1176-OS ESQUECIDOS DE DEUS

OS ESQUECIDOS DE DEUS

Ao saírem da caverna, a trovoada e a chuva já haviam passado e a presença do Criador esvaneceu-se; o sol apareceu aquecendo a natureza.

Adão caminhava depressa e não escolhia atalhos, pulando sobre troncos caídos e não desviando de nada. Mostrava-se obstinado e não se importava que Eva ficasse para trás.

— Me espera! — Gritava a mulher, tropeçando nas pedras e nos cipós rasteiros.

Se ele estava determinado e pouco falasse, ela reclamava, gritava e por vezes choramingava. Depois de muito tempo de caminhada em passo apressado, ela queixou-se de cansaço e então pararam debaixo de frondosa árvore.

O sol já estava baixo no horizonte, tingindo céu e nuvens de brilhante luz amarela sanguínea.

— Estou com fome. — Sentada no chão, abraçou os joelhos e olho para Adão com um olhar de quem não estava gostando nada daquela caminhada.

— Vou procurar algo para a gente comer.
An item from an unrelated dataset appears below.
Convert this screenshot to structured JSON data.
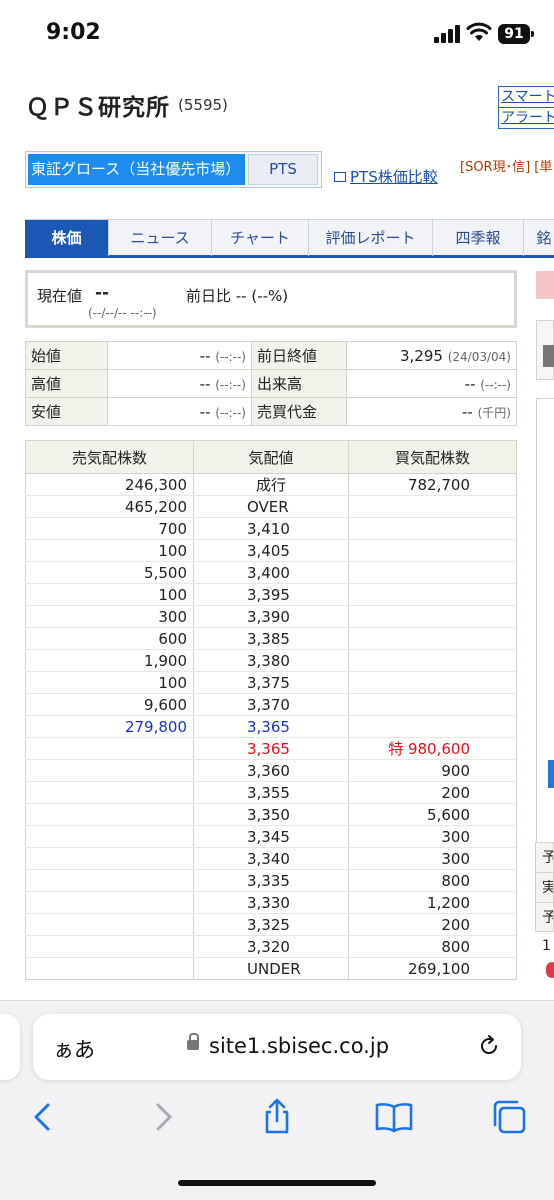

Enquanto isto, vai ajuntando as folhas secas aqui debaixo desta árvore para termos um lugar macio para dormir.

Virou nos pés e se dirigiu a um grupo de árvores que havia na encosta de uma colina. No lusco-fusco do final do dia, viu que das árvores pendiam frutos arredondados, de cor amarela. Apanhou uma e tentou comer. Tinha uma casca amarga, que tirou usando sua rustica faca de pedra afiada e um suco doce saiu do interior. Apanhou algumas e voltou para a árvore, onde Eva já tinha amontoado uma boa quantidade de folhas secas.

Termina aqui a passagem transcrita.